Pihak Tempo dan para penyeru pembangkangan sipil beralasan, mereka tak yakin dan menyangsikan MK akan mengabulkan judicial review yang mereka ajukan.
Haris Azhar menyebutkan bahwa MK itu sudah dikooptasi oleh penguasa dalam hal ini pemerintah Jokowi, kemudian Tempo menyoroti statistik bahwa selama 40 kali melakukan judicial review tak ada satu pun undang-undang itu dikabulkan untuk dibatalkan.
Bagi saya ini sangat membingungkan tentu saja, bagaimana bisa semua elemen dalam bernegara tak mereka percayai kecuali keyakinan mereka sendiri.
Lantas, bagaimana sih wujud dari pembangkangan sipil ini?
Implementasi dari wajah pembangkangan sipil ini bisa bermacam-macam, mulai dari aksi unjuk rasa yang tanpa henti dilakukan hingga tuntutannya dikabulkan, pemogokan kerja secara massal buruh dan mahasiswa mogok belajar, hingga menolak membayar pajak.

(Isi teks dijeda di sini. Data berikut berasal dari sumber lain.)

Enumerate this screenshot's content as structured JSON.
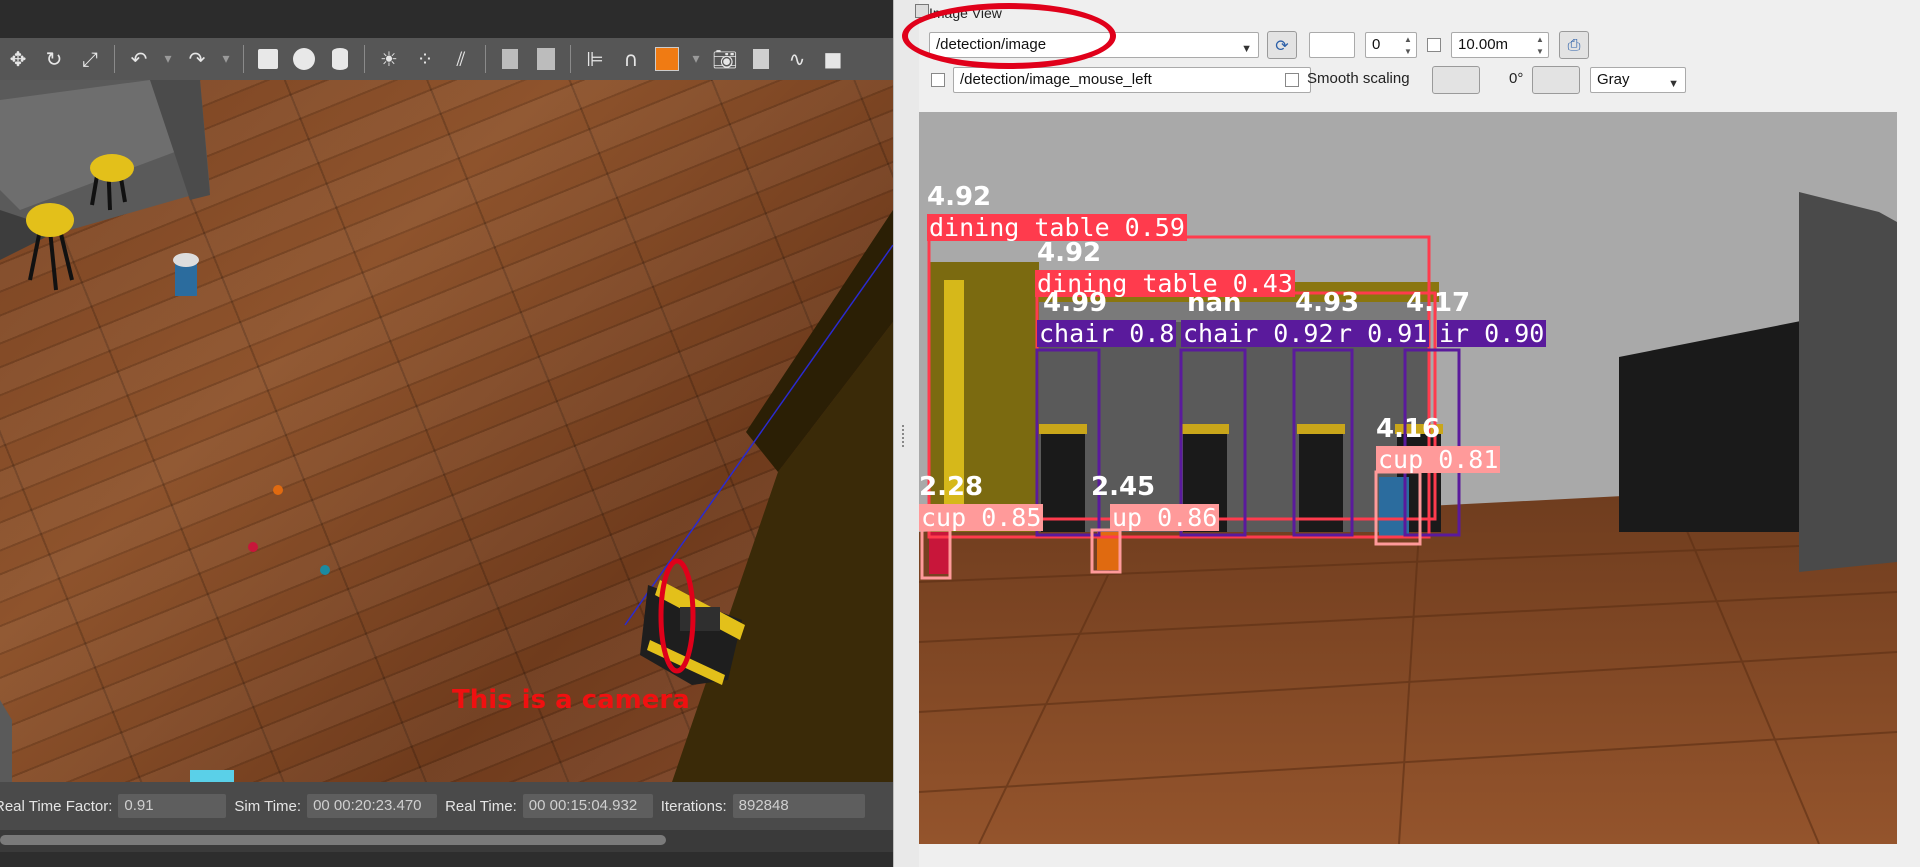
{
  "gazebo": {
    "toolbar_icons": [
      "translate-icon",
      "rotate-icon",
      "scale-icon",
      "undo-icon",
      "undo-history-icon",
      "redo-icon",
      "redo-history-icon",
      "box-icon",
      "sphere-icon",
      "cylinder-icon",
      "point-light-icon",
      "spot-light-icon",
      "directional-light-icon",
      "copy-icon",
      "paste-icon",
      "align-icon",
      "snap-icon",
      "change-view-icon",
      "screenshot-icon",
      "log-icon",
      "plot-icon",
      "record-video-icon"
    ],
    "annotation": "This is a camera",
    "status": {
      "real_time_factor_label": "Real Time Factor:",
      "real_time_factor": "0.91",
      "sim_time_label": "Sim Time:",
      "sim_time": "00 00:20:23.470",
      "real_time_label": "Real Time:",
      "real_time": "00 00:15:04.932",
      "iterations_label": "Iterations:",
      "iterations": "892848"
    }
  },
  "rqt": {
    "title": "Image View",
    "topic": "/detection/image",
    "value_field": "0",
    "max_range": "10.00m",
    "mouse_topic": "/detection/image_mouse_left",
    "smooth_scaling_label": "Smooth scaling",
    "rotation": "0°",
    "color_scheme": "Gray"
  },
  "detections": [
    {
      "label": "dining table 0.59",
      "distance": "4.92"
    },
    {
      "label": "dining table 0.43",
      "distance": "4.92"
    },
    {
      "label": "chair 0.8",
      "distance": "4.99"
    },
    {
      "label": "chair 0.92",
      "distance": "nan"
    },
    {
      "label": "r 0.91",
      "distance": "4.93"
    },
    {
      "label": "ir 0.90",
      "distance": "4.17"
    },
    {
      "label": "cup 0.81",
      "distance": "4.16"
    },
    {
      "label": "cup 0.85",
      "distance": "2.28"
    },
    {
      "label": "up 0.86",
      "distance": "2.45"
    }
  ],
  "colors": {
    "table_box": "#ff3b4d",
    "chair_box": "#5a1a9c",
    "cup_box": "#ff9a9a",
    "annotation_red": "#e0001a"
  }
}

Jika hal itu dilakukan besar kemungkinan mereka yang melakukan pembangkangan sipil ini berhadapan dengan konsekuensi hukum di tempatnya masing-masing.
Katakanlah mereka mogok kerja hingga berbulan-bulan, tentu saja perusahaan tempat mereka bekerja berhak memberhentikannya karena pastinya ada pengikatan hukum dalam kontrak kerja mereka jika mereka dalam jangka waktu tertentu tak masuk kerja.
Demikian juga mahasiswa, bisa saja mereka di DO atau tak lulus karena nilainya tak mencukupi lantaran kehadiran mahasiswa dalam perkuliahan menentukan juga nilai akhir tiap semesternya.
Tak membayar pajak, sangat bisa diseret ke pengadilan pajak, dan dihukum denda hingga kurungan.
Apalagi jika kemudian ada yang menyalah artikan atau sengaja menyalah artikan seruan pembangkangan sipil sehingga menimbulkan kerusuhan, hukum pidana bakal menanti mereka.
Seharusnya organisasi masyarakat sipil yang memiliki tingkat intelektualitas di atas masyarakat kebanyakan ini mendorong untuk menyatakan penolakannya pada UU Ciptaker ini melalui jalur konstitusional bukan malah menyerukan hal-hal yang berpotensi menambah menghancurkan negara ini.